Il y décrit une petite horloge d'édifice qui fait 40 cm de long environ et dont le but est de pouvoir fournir et sonner l'heure dans les communes rurales. Nous n'avons jamais vu d'horloges de ce modèle ni lui ressemblant et rien n'indique que celui-ci ait eu quelques succès. Cependant, le travail d'Antide Janvier rejoint celui de Tissot ou des Wagner qui cherchèrent à faire des horloges à faible prix pour toutes les communes de France.

Cet essai est suivi de quelques notes :

  • sur le rapport entre la longueur d'un pendule et la période de ses oscillations, avec les tables associées.

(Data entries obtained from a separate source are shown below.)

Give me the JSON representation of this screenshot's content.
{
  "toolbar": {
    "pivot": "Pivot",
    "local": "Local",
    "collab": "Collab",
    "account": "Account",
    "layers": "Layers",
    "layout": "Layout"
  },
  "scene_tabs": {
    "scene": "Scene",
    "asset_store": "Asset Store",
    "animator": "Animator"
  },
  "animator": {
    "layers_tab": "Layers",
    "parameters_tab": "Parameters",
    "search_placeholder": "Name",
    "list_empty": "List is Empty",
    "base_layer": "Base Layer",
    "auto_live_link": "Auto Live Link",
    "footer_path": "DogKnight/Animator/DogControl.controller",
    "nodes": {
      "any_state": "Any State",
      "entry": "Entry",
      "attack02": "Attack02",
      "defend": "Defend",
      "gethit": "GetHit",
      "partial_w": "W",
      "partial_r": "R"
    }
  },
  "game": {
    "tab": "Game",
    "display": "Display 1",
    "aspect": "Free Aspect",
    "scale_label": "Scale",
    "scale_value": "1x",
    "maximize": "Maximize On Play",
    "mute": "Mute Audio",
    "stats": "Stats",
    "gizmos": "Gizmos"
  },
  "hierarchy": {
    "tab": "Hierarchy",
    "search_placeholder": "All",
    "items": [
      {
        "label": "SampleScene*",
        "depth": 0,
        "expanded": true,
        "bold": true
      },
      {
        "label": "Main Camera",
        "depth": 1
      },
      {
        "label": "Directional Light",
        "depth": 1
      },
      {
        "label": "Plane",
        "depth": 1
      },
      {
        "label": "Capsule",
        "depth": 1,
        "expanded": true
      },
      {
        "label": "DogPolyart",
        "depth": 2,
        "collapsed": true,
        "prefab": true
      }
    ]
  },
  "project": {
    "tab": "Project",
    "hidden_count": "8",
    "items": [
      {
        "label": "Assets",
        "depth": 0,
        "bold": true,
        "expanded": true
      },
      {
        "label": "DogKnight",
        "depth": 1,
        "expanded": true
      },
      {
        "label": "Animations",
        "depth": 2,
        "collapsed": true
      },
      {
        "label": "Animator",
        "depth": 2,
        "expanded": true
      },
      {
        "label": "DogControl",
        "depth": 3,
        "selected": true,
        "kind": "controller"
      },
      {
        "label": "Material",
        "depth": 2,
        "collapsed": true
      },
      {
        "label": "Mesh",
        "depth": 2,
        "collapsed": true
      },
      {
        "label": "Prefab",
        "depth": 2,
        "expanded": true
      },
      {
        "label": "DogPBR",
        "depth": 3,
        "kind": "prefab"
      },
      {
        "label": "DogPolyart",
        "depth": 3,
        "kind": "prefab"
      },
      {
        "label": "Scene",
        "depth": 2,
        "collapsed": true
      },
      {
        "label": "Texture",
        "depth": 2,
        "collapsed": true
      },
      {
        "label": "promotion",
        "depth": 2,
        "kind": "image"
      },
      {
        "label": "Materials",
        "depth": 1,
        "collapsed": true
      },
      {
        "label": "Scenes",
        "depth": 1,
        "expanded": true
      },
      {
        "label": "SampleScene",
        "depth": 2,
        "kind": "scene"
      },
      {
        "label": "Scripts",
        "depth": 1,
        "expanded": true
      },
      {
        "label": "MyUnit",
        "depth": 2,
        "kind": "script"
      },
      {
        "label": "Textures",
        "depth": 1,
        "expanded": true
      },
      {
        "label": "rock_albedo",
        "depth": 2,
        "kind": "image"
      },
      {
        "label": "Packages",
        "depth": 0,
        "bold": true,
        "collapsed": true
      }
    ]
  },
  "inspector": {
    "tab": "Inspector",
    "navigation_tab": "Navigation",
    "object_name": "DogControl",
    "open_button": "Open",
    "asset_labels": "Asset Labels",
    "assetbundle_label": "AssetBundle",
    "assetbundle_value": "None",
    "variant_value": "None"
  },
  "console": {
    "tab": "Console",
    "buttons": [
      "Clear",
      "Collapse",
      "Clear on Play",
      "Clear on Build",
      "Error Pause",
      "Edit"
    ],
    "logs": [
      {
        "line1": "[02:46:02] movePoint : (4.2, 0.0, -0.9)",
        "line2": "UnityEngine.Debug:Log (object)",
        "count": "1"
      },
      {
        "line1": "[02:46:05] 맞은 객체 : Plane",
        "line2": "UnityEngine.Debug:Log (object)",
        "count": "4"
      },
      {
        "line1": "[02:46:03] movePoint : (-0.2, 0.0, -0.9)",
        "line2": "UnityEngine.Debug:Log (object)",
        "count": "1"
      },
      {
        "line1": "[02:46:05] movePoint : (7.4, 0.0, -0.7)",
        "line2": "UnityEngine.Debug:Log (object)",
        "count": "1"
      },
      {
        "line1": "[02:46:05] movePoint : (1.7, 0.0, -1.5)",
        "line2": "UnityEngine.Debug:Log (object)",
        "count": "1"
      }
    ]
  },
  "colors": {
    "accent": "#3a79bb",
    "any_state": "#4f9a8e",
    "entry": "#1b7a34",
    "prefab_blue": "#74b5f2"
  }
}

  • sur la définition du temps moyen et du temps vrai, avec la table associée.

  • sur la «manière de tracer, sur un plan horizontal, une ligne méridienne, propre à régler les Horloges».

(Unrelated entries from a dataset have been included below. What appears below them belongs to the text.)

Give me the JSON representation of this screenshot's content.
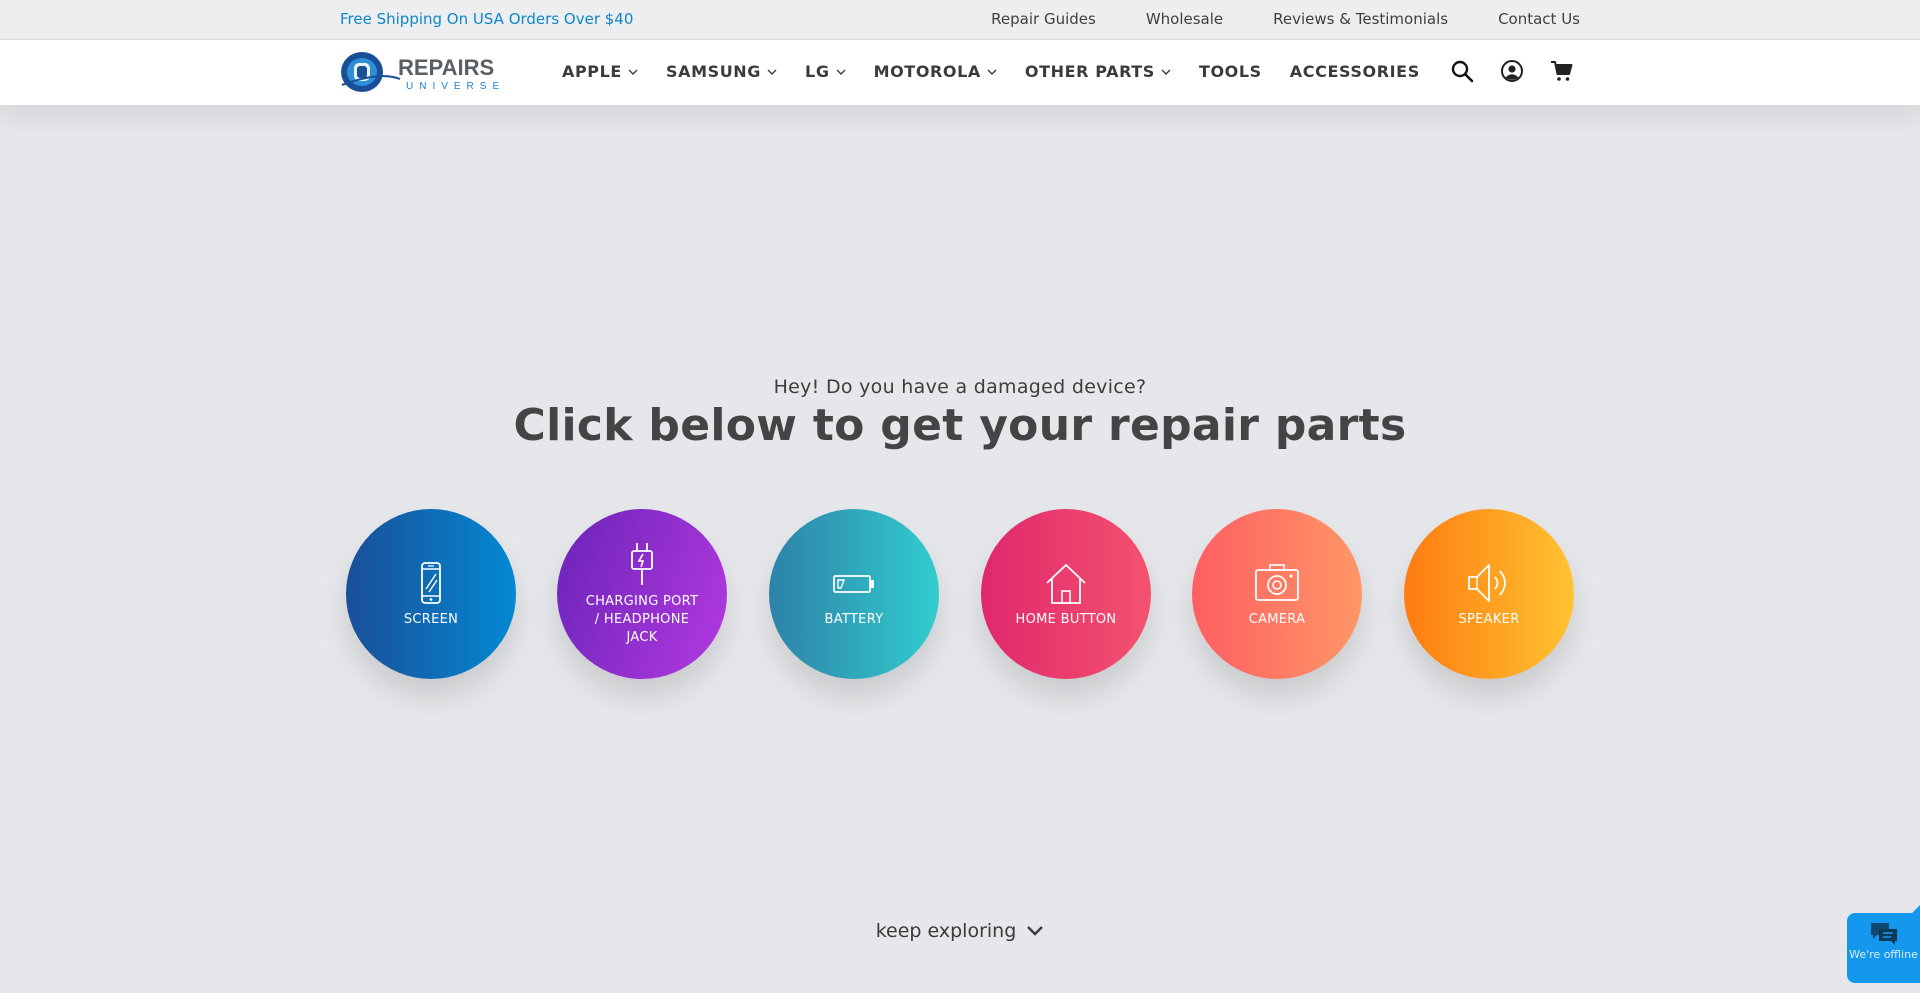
{
  "topbar": {
    "promo": "Free Shipping On USA Orders Over $40",
    "links": [
      "Repair Guides",
      "Wholesale",
      "Reviews & Testimonials",
      "Contact Us"
    ]
  },
  "brand": {
    "name_line1": "REPAIRS",
    "name_line2": "UNIVERSE",
    "colors": {
      "primary": "#1a4f98",
      "accent": "#0f86c9"
    }
  },
  "nav": {
    "items": [
      {
        "label": "APPLE",
        "dropdown": true
      },
      {
        "label": "SAMSUNG",
        "dropdown": true
      },
      {
        "label": "LG",
        "dropdown": true
      },
      {
        "label": "MOTOROLA",
        "dropdown": true
      },
      {
        "label": "OTHER PARTS",
        "dropdown": true
      },
      {
        "label": "TOOLS",
        "dropdown": false
      },
      {
        "label": "ACCESSORIES",
        "dropdown": false
      }
    ],
    "icons": [
      "search-icon",
      "account-icon",
      "cart-icon"
    ]
  },
  "hero": {
    "subtitle": "Hey! Do you have a damaged device?",
    "title": "Click below to get your repair parts"
  },
  "categories": [
    {
      "label": "SCREEN",
      "icon": "phone-screen-icon",
      "color_from": "#1a4f98",
      "color_to": "#0389d2"
    },
    {
      "label": "CHARGING PORT / HEADPHONE JACK",
      "icon": "charging-plug-icon",
      "color_from": "#6a23b8",
      "color_to": "#b43ae0"
    },
    {
      "label": "BATTERY",
      "icon": "battery-icon",
      "color_from": "#2e82a9",
      "color_to": "#31cdcf"
    },
    {
      "label": "HOME BUTTON",
      "icon": "home-icon",
      "color_from": "#e0286c",
      "color_to": "#f4526f"
    },
    {
      "label": "CAMERA",
      "icon": "camera-icon",
      "color_from": "#fe5e62",
      "color_to": "#ff9766"
    },
    {
      "label": "SPEAKER",
      "icon": "speaker-icon",
      "color_from": "#fe7b10",
      "color_to": "#ffc331"
    }
  ],
  "keep_exploring": "keep exploring",
  "chat": {
    "status": "We're offline"
  }
}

  • sur la manière de «tracer une méridienne par le secours de l'Etoile polaire».

  • sur la «manière de régler une Horloge par les étoiles fixes».

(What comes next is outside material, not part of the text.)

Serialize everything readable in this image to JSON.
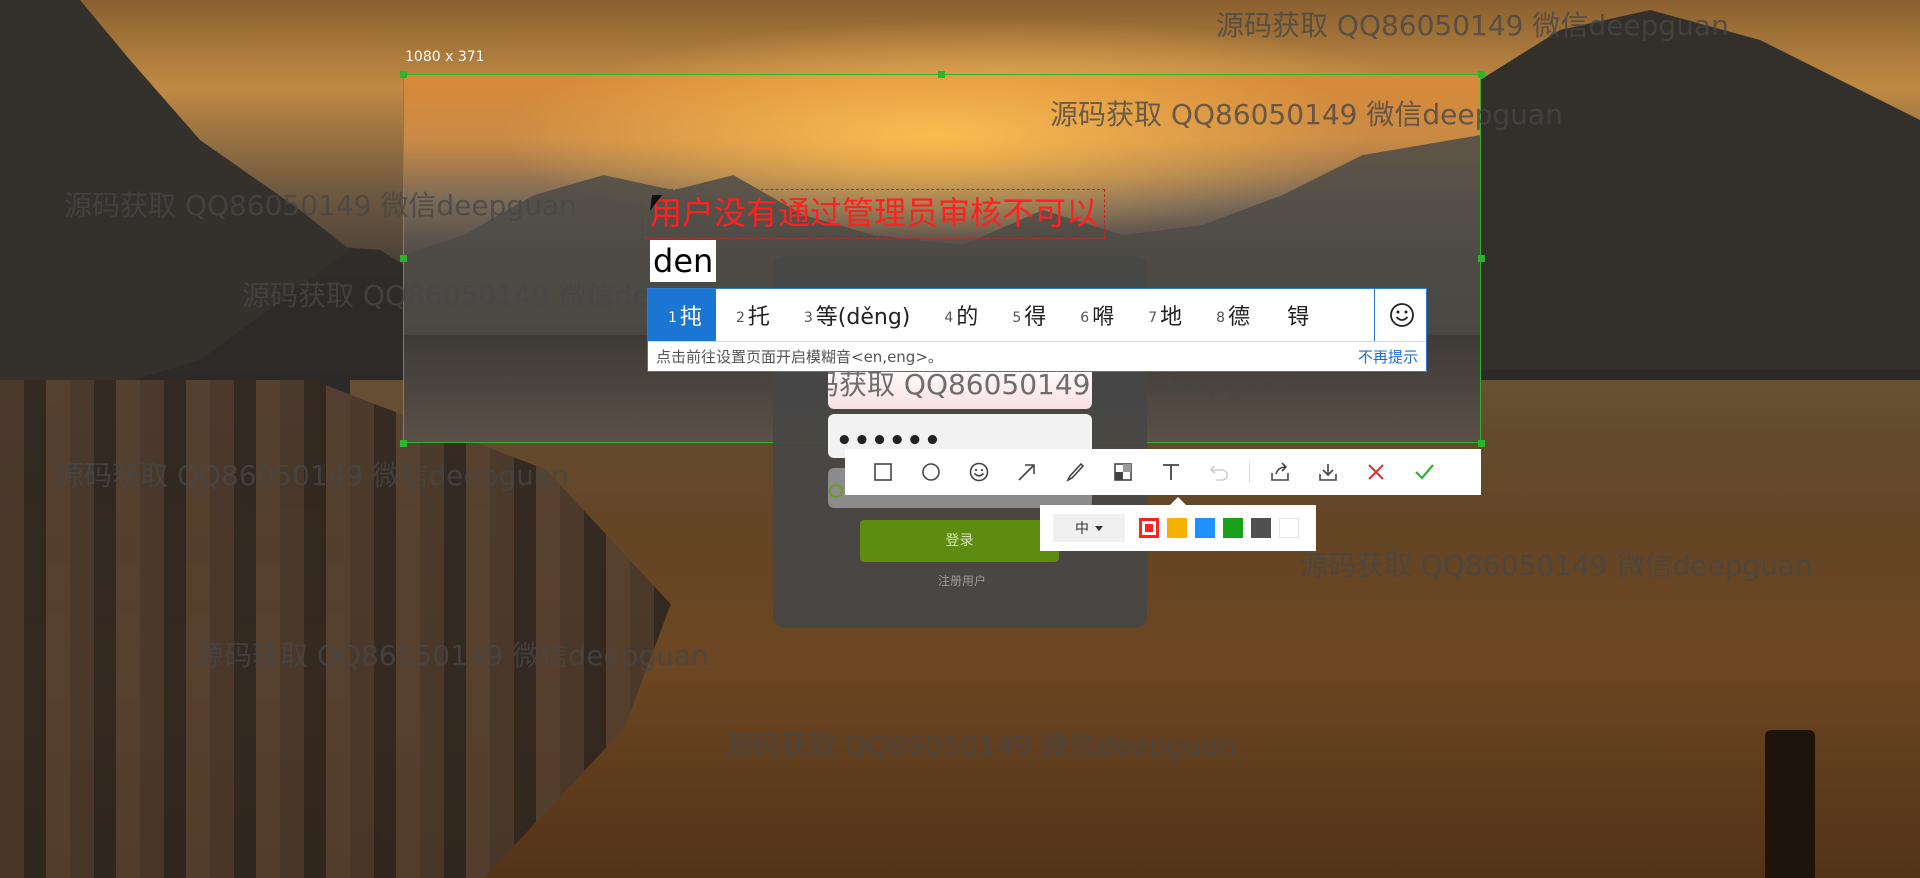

Ces notes sont écrites dans un but manifestement didactique, comme en témoigne la fin de cet essai, redonné ici plus bas.

Nous reproduisons ici de larges extraits de la première partie de cet essai [D0002], les trois planches, ainsi que la fin du texte :

AVERTISSEMENT

Vers la fin du 18e siècle, les questions relatives au nouveau système horaire, proposé par la Convention nationale, me mirent en correspondance avec F. Berthoud ; ce fut à la suite de longues discussions que nous arrêtâmes ensemble le plan de l'Horloge publique pour les Communes de la campagne, et l'on s'étonnera sans doute qu'il n'en soit fait aucune mention dans la Notice des principales recherches et des travaux de F. Berthoud, sur diverses parties des machines qui mesurent le temps, depuis 1752, jusqu'en 1807 (1). Je ferai cette seule observation : il est vraisemblable que l'auteur aura mieux aimé renoncer à la composition de cette machine que d'en partager l'honneur avec le moins exigeant de ses contemporains. Si toutefois ce n'est pas le secret de F. Berthoud (2) que nous dévoilons ici, l'erreur de notre supposition ne change rien à la nature de l'ouvrage, et s'il présente des vues d'utilité publique, les industrieux habitans du Jura sauront bien les apprécier. Dans cette Région salubre «il y a tel qui travaille à la tranchée qui sauroit diriger les approches, et tout homme qui se fait honneur du nom de soldat, ne s'oblige pas pour cela de ne porter qu'un mousquet (H. Sully)».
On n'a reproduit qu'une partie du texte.